None of them made the cut, but there’re some interesting ideas here. Even so, as I’ve discussed before (here and here), it’s arguable if an architectural competition was ever a smart way of going about this task.
This is Melbourne’s most important precinct and its future needs to be thought about in wider terms than just architecture (although of course that aspect is important). Nor is a competition the best way to go about getting it right – in my opinion, it’s likely to promote attention-getting ahead of deliberation.
This is one of Melbourne’s most important and busiest rail stations. It will be integrated with a new station for the planned north-south Melbourne Metro; it’s the gateway to the arts precinct and the sports precinct; it’s on the river opposite Southbank; it’s on the Swanston St spine adjacent to Federation Square; it’s an important historic building with huge sentimental attachment; and more.
There’re other dissenting views too. A Frank Godsell from satirical website Godsell and Corrigan reckons he hasn’t heard a single good word about the competition from within the architectural profession:
The general consensus is that the project is simultaneously too open-ended and altogether too restrictive…..But even within this straightjacket framework, there is a conspicuous lack of aspiration. The restructuring and rationalisation of Flinders Street is a serious infrastructural project – a task that, by the government’s own admission, needs to be done. Why it has been shoe-horned into an architectural exercise is beyond me…..The competition is further stymied by the absolute lack of funding to push any winning design ahead.
Godsell and Corrigan didn’t submit an entry but Mihaly Slocombe did.

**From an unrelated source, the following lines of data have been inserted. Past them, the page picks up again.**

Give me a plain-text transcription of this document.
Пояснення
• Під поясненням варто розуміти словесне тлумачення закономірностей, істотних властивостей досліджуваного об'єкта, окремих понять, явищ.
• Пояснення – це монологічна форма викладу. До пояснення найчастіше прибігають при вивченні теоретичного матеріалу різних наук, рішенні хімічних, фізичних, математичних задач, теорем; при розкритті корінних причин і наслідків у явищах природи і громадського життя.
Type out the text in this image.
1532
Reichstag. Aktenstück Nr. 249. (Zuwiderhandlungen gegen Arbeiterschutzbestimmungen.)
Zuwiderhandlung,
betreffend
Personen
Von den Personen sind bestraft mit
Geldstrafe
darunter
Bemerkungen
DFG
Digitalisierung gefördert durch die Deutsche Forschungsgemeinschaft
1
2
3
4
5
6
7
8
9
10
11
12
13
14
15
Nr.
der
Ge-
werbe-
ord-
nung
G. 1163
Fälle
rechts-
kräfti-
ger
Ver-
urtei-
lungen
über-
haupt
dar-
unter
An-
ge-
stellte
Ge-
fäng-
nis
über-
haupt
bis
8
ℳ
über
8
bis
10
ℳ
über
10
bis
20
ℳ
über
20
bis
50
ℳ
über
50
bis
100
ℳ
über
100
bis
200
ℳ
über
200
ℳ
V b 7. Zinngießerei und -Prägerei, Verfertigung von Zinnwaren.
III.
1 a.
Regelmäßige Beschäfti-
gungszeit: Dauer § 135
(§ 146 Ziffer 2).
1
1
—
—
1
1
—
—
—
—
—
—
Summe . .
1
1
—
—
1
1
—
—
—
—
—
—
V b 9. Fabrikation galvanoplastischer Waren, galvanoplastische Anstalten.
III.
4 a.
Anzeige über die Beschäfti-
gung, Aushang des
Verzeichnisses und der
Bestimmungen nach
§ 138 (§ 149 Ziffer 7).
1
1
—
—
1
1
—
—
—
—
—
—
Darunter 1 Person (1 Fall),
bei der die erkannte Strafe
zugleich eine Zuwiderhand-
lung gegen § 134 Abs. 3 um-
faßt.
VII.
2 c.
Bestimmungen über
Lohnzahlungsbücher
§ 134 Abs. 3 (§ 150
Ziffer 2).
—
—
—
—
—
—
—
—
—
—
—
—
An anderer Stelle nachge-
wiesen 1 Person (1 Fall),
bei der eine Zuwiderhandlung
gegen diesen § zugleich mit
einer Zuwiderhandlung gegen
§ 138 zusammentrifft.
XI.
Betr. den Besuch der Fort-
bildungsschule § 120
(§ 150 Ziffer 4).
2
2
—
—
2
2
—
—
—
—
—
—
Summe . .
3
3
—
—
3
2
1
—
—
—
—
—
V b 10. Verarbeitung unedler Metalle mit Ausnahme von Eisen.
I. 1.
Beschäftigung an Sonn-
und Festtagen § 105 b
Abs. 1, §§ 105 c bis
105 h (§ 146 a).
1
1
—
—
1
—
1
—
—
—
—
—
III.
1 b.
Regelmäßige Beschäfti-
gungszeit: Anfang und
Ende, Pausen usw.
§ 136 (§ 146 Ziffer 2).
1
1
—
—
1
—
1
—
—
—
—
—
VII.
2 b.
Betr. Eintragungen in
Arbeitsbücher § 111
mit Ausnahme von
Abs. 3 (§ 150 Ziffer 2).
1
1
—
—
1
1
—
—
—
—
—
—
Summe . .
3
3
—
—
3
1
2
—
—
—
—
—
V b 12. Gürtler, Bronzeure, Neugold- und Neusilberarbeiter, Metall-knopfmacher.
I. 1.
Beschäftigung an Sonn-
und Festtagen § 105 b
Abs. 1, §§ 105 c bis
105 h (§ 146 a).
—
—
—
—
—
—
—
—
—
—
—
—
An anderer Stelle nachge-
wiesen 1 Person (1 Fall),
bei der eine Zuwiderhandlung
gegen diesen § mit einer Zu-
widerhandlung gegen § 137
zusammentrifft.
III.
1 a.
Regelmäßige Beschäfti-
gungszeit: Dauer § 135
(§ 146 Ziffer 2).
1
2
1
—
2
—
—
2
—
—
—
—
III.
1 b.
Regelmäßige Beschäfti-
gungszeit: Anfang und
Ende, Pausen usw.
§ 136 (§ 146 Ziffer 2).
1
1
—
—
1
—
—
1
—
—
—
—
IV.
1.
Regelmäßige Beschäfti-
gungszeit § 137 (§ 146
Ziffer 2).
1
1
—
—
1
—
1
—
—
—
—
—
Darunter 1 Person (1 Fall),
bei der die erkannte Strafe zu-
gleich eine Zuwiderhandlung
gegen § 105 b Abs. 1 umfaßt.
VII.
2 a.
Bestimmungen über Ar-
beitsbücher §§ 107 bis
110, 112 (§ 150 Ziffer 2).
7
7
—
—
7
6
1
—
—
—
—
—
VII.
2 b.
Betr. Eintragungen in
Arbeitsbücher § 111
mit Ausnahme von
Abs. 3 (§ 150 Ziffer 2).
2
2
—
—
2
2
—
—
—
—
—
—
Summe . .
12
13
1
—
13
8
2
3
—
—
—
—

While entries were nominally anonymous, they say the process didn’t work well:
One juror confided to us that 80% of all 117 entries were recognisable. Such recognition went staunchly undiscussed, but we imagine it can’t have helped but nuanced the jury’s conversations and influenced their decisions. Thus it was without surprise that we accurately guessed 4 of the 6 shortlisted entrants.
Those four are international “starchitects” Zaha Hadid and Herzog and de Meuron and “local heroes” ARM and John Wardle Architects. Mihaly Slocombe wonder what the odds are that the entries of all four were so obviously better than the rest:
The cynic in us suspects that the jury, easily recognising a Zaha Hadid project when it’s handed to them on a silver platter, had no choice (consciously acknowledged or otherwise) but to include it on the shortlist. The State Government and MPV (Major Projects Victoria), for their parts, have wasted no time in extolling the virtues of their star-studded cast, we imagine giddy with excitement over the possibility of commissioning the next Guggenheim.

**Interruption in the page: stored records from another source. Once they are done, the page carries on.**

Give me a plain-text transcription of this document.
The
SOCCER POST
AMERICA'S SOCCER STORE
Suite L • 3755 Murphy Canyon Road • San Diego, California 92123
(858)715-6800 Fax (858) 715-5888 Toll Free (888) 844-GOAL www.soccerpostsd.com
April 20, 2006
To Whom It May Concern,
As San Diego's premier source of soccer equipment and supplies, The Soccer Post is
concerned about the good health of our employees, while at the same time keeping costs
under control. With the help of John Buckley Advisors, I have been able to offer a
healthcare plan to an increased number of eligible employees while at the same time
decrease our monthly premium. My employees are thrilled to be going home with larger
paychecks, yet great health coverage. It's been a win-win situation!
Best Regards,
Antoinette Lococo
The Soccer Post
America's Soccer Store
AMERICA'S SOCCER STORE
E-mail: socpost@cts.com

Given this sort of concern, I think the Minister should release immediatly the juries report explaining in detail why it chose the short-listed six and why it rejected the rest.

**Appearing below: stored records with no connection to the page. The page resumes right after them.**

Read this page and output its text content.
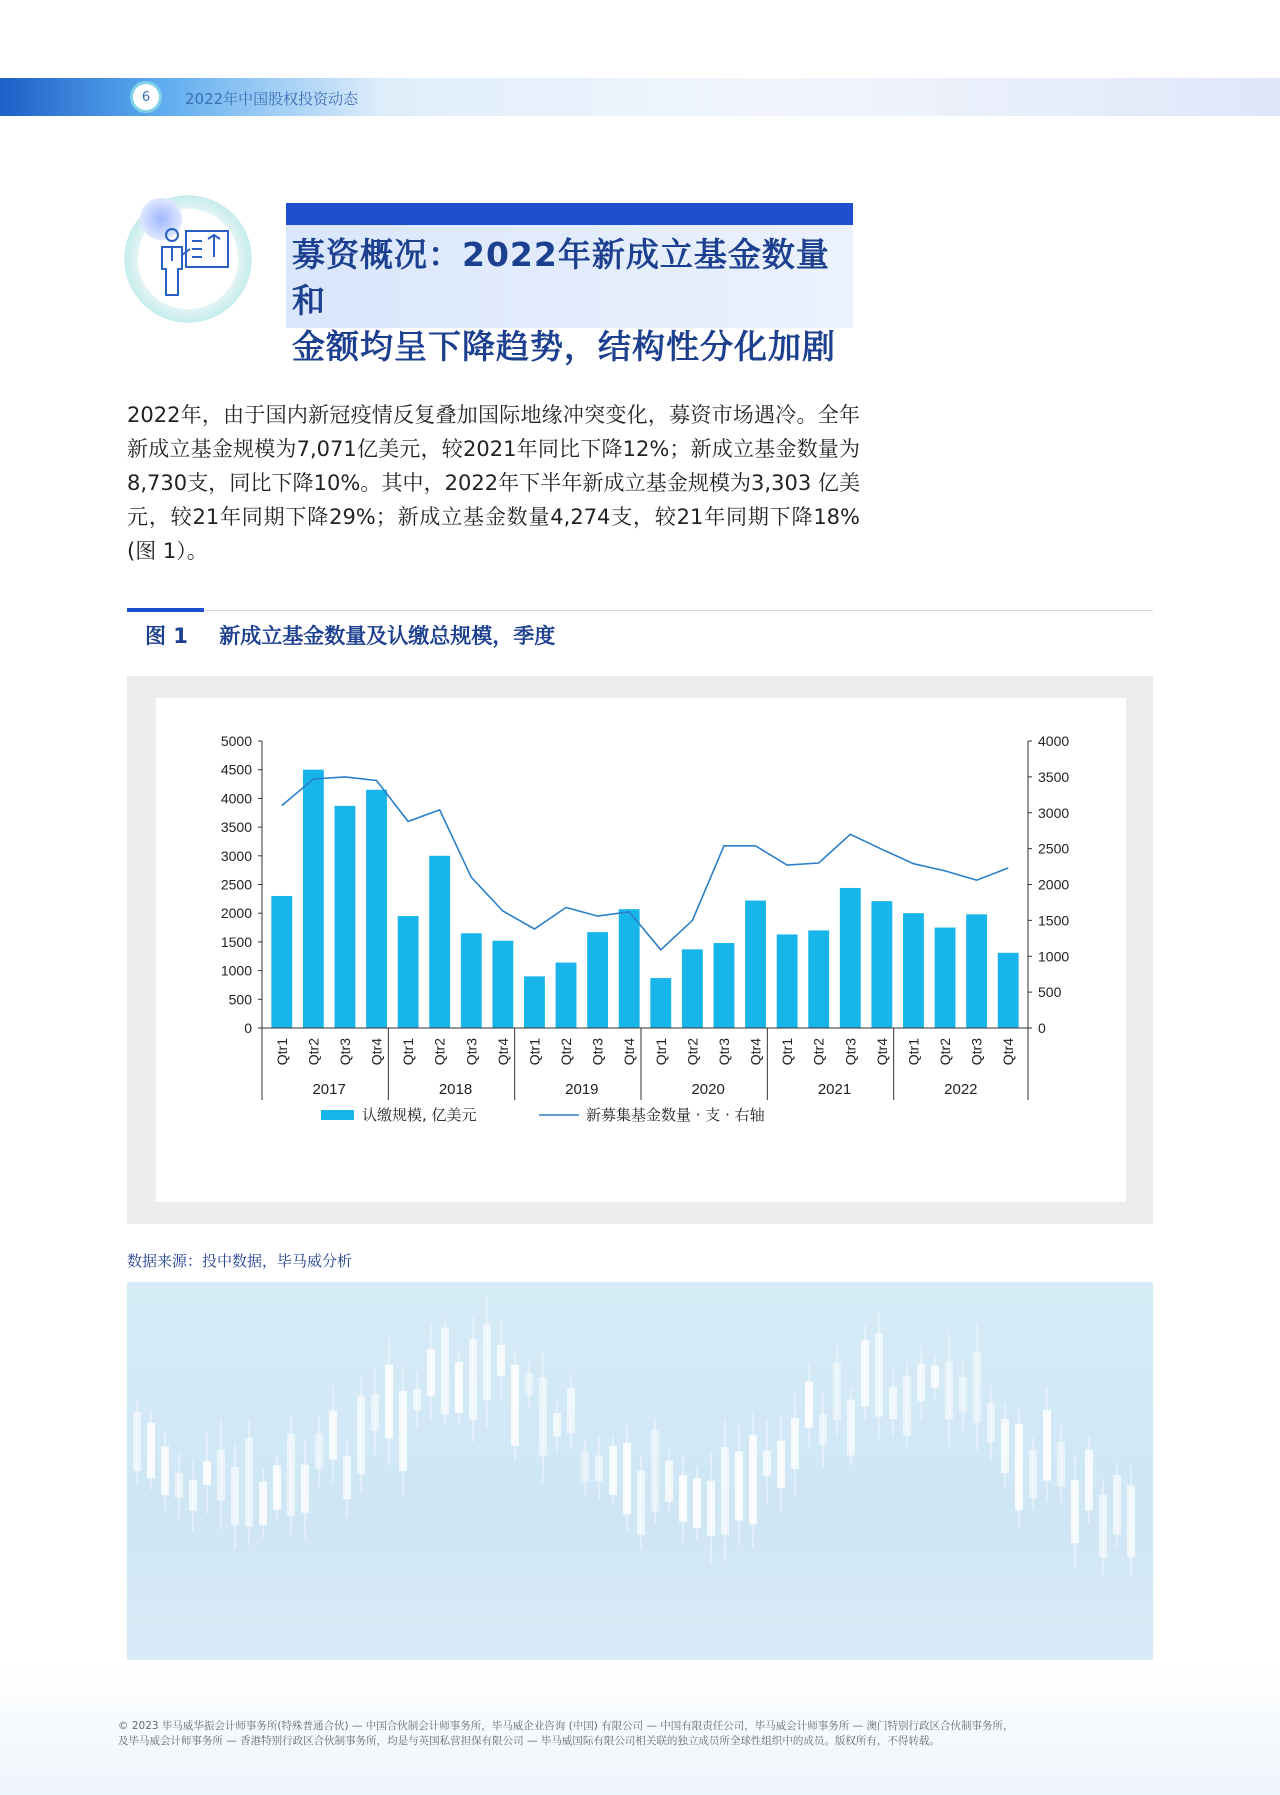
6	2022年中国股权投资动态
募资概况：2022年新成立基金数量和
金额均呈下降趋势，结构性分化加剧
2022年，由于国内新冠疫情反复叠加国际地缘冲突变化，募资市场遇冷。全年新成立基金规模为7,071亿美元，较2021年同比下降12%；新成立基金数量为8,730支，同比下降10%。其中，2022年下半年新成立基金规模为3,303 亿美元，较21年同期下降29%；新成立基金数量4,274支，较21年同期下降18%(图 1）。
图 1 新成立基金数量及认缴总规模，季度
0
500
1000
1500
2000
2500
3000
3500
4000
4500
5000
0
500
1000
1500
2000
2500
3000
3500
4000
Qtr1 Qtr2 Qtr3 Qtr4 Qtr1 Qtr2 Qtr3 Qtr4 Qtr1 Qtr2 Qtr3 Qtr4 Qtr1 Qtr2 Qtr3 Qtr4 Qtr1 Qtr2 Qtr3 Qtr4 Qtr1 Qtr2 Qtr3 Qtr4
2017	2018	2019	2020	2021	2022
认缴规模, 亿美元	新募集基金数量 · 支 · 右轴
数据来源：投中数据，毕马威分析
© 2023 毕马威华振会计师事务所(特殊普通合伙) — 中国合伙制会计师事务所，毕马威企业咨询 (中国) 有限公司 — 中国有限责任公司，毕马威会计师事务所 — 澳门特别行政区合伙制事务所，
及毕马威会计师事务所 — 香港特别行政区合伙制事务所，均是与英国私营担保有限公司 — 毕马威国际有限公司相关联的独立成员所全球性组织中的成员。版权所有，不得转载。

I fear the aspiration to create “the next Guggenheim” is where this project is heading. Of course if that level of visibility were achieved it would be brilliant for Melbourne and Australia, but the odds of pulling it off in a world already awash with “look-at-me” and “crazy” buildings is astronomical.
In fact we might not see another (Bilbao) Guggenheim or Sydney Opera House for generations. Perhaps Manhattan’s High Line is a sign that the built icons of the future won’t look anything like “starchitecture” as we know it today.
Note: There was an unofficial exhibition in Fitzroy of 30 non-shortlisted entries on 22 November. You can read a report by architect Michael Smith here (no pics though).